Ingvar Kamprad, founder of Ikea

Born: March 30, 1926;

Died: January 27, 2018

INGVAR Kamprad, who has died aged 91, was the businessman who turned a small-scale mail order business into a global furniture empire Ikea.

His life story is intimately linked to the company he founded at age 17 on the family farm. His work ethic, frugality and down-to-earth style remain at the core of its corporate identity today, although there were also mis-steps in his life, including early flirtations with Nazism,.

Mr Kamprad created the company's name from his own initials and the first letters of the family farm, Elmtaryd, and the parish of Agunnaryd where it is located. It is in the heart of Smaland, a forested province whose people are known in Sweden for thrift and ingenuity.

Later in life, his name often appeared on lists of the world's richest men, but he never adopted the aura of a tycoon. He drove a modest Volvo and dressed unassumingly.

In a 1998 book that he co-authored about Ikea's history, he described his habit of visiting vegetable street markets right before they closed for the day, hoping to get a better price on their goods.

Born on March 30, 1926, Mr Kamprad was a precocious entrepreneur who sold matchboxes to neighbours from his bicycle. He found that he could buy them in bulk very cheaply from Stockholm, and sell them at a low price but still make a good profit.

From matches, he expanded to selling fish, Christmas tree decorations, seeds, and later ball-point pens and pencils.
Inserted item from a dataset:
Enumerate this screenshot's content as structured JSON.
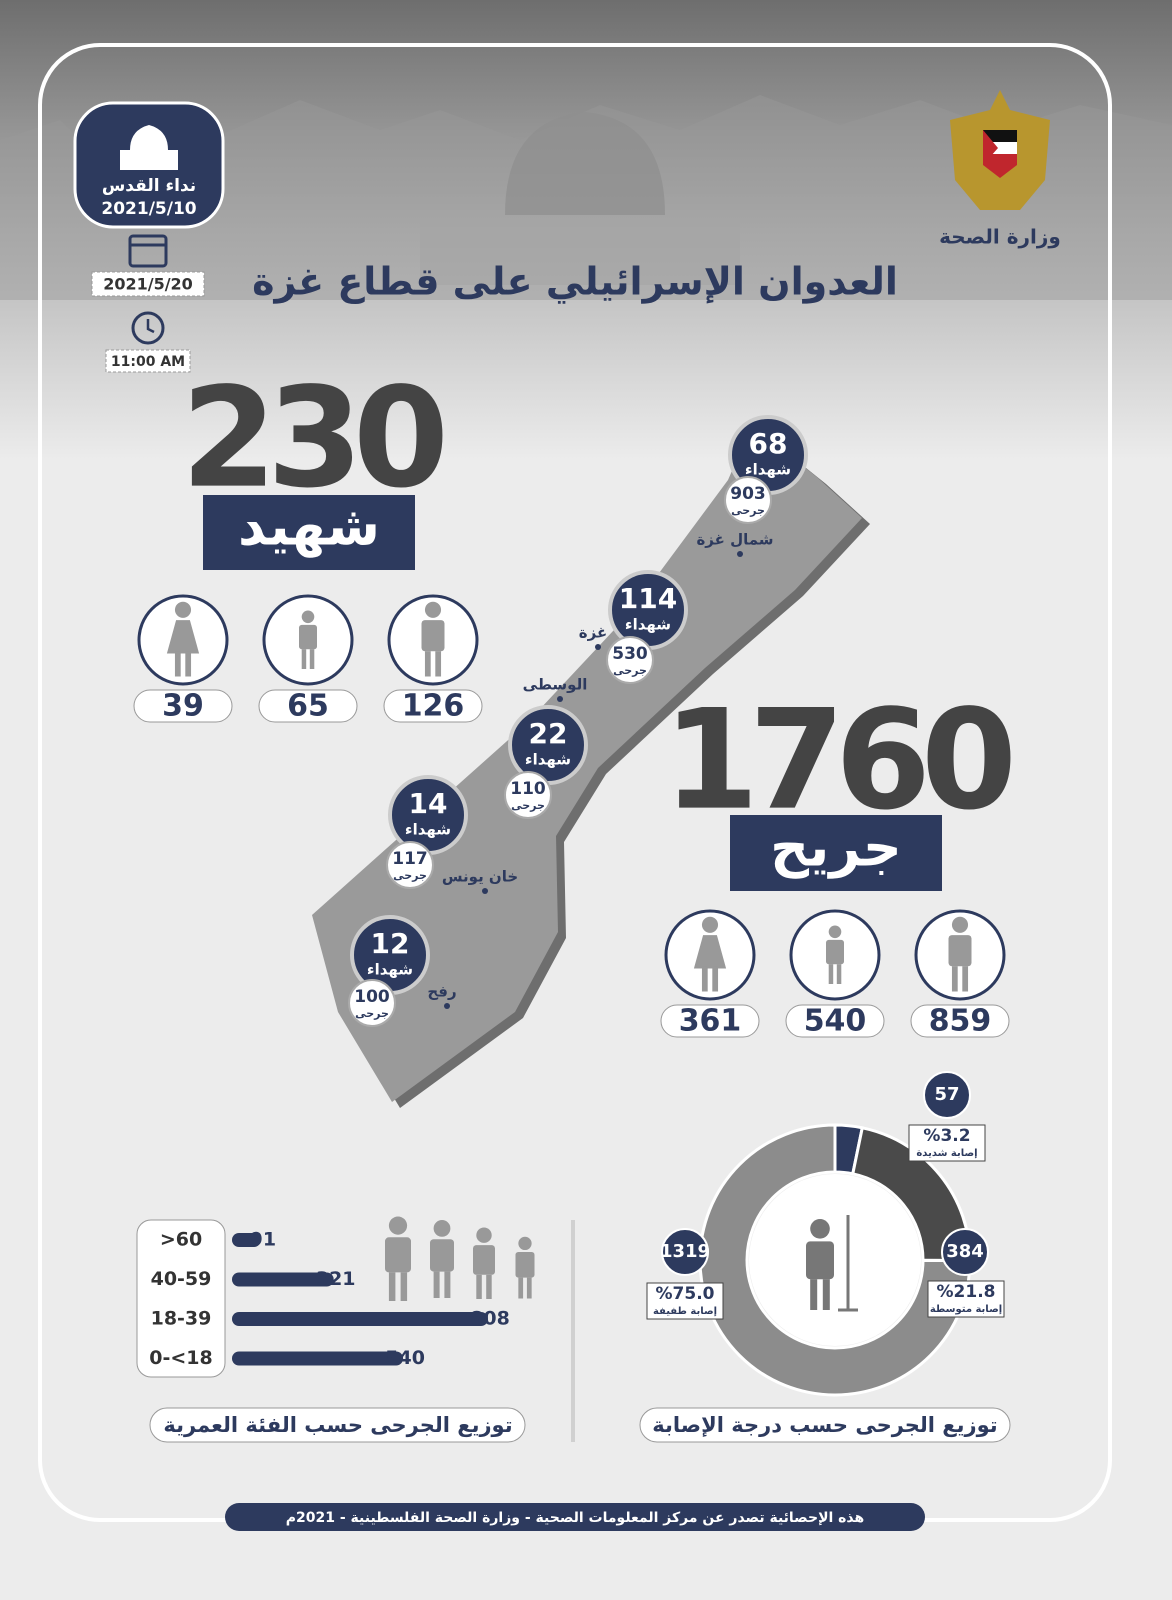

Mr Kamprad soon moved away from making individual sales calls and began advertising in local newspapers and operating a makeshift mail-order catalogue.
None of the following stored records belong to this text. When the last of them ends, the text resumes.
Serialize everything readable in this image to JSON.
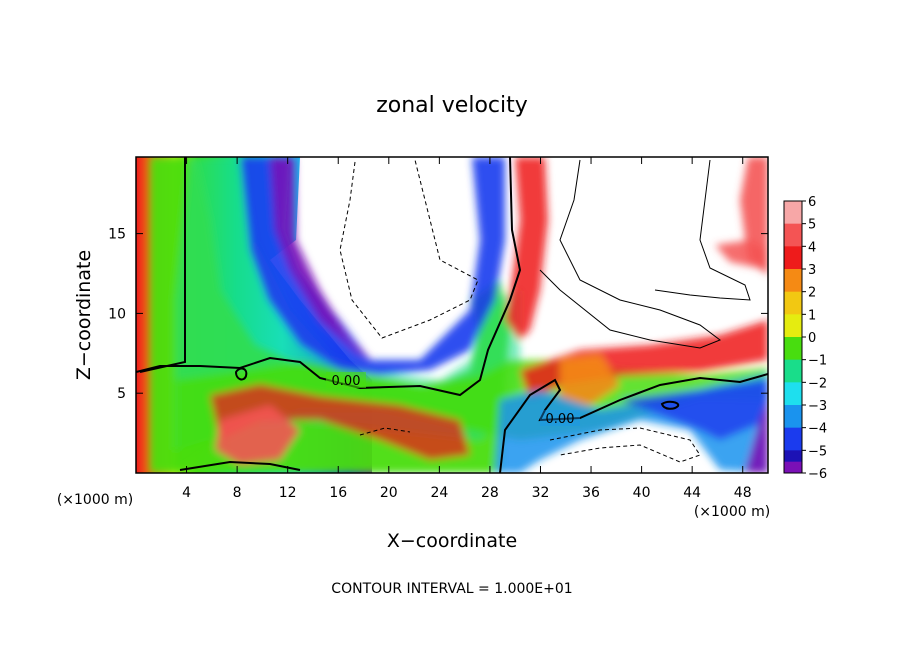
{
  "chart_data": {
    "type": "heatmap",
    "title": "zonal velocity",
    "xlabel": "X−coordinate",
    "ylabel": "Z−coordinate",
    "x_unit_label": "(×1000 m)",
    "y_unit_label": "(×1000 m)",
    "xlim": [
      0,
      50
    ],
    "ylim": [
      0,
      19.8
    ],
    "x_ticks": [
      4,
      8,
      12,
      16,
      20,
      24,
      28,
      32,
      36,
      40,
      44,
      48
    ],
    "y_ticks": [
      5,
      10,
      15
    ],
    "colorbar": {
      "levels": [
        6,
        5,
        4,
        3,
        2,
        1,
        0,
        -1,
        -2,
        -3,
        -4,
        -5,
        -6
      ],
      "tick_labels": [
        "6",
        "5",
        "4",
        "3",
        "2",
        "1",
        "0",
        "−1",
        "−2",
        "−3",
        "−4",
        "−5",
        "−6"
      ],
      "colors": [
        "#f7a7a7",
        "#f45454",
        "#ee1b1b",
        "#f58a14",
        "#f2c812",
        "#e5ec10",
        "#48dd0f",
        "#19dd8a",
        "#1edfee",
        "#1a93ee",
        "#1b3bee",
        "#1c12b5",
        "#7a10b6"
      ]
    },
    "contour_labels": [
      {
        "text": "0.00",
        "x": 17.5,
        "y": 5.6
      },
      {
        "text": "0.00",
        "x": 33.6,
        "y": 3.4
      }
    ],
    "footer": "CONTOUR INTERVAL = 1.000E+01"
  }
}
He distributed his products via the local milk van, which delivered them to the nearby train station.

In 1950, Mr Kamprad first introduced furniture into his catalogue. The furniture was produced by local manufacturers in the forests close to his home.

After the positive response he received, he soon decided to discontinue all of the other products and focus on low-priced furniture.

Since then the Ikea concept – keeping prices low by letting the customers assemble the furniture themselves – offers affordable home furnishings at stores across the globe.

In 1994, the Swedish newspaper Expressen reported that Mr Kamprad had contacts with the Swedish fascist leader Per Engdahl in the 1940s and '50s.

In a letter to employees, Mr Kamprad admitted that he once had sympathies for the far-right leader and called it "a part of my life which I bitterly regret".

In the 1998 book, he gave more details about his youthful "delusions", saying he had been influenced as a child by his German grandmother's strong support for Hitler. His paternal grandparents emigrated to Sweden in the 1890s.

He moved to Switzerland in the late 1970s to avoid paying Swedish taxes, which at the time were the highest in the world. He decided to return home only after his wife Margaretha died in 2011.

In June 2013, Mr Kamprad announced that he would retire from the board which controls the Ikea brand as part of moves to hand responsibilities over to his son, Mathias.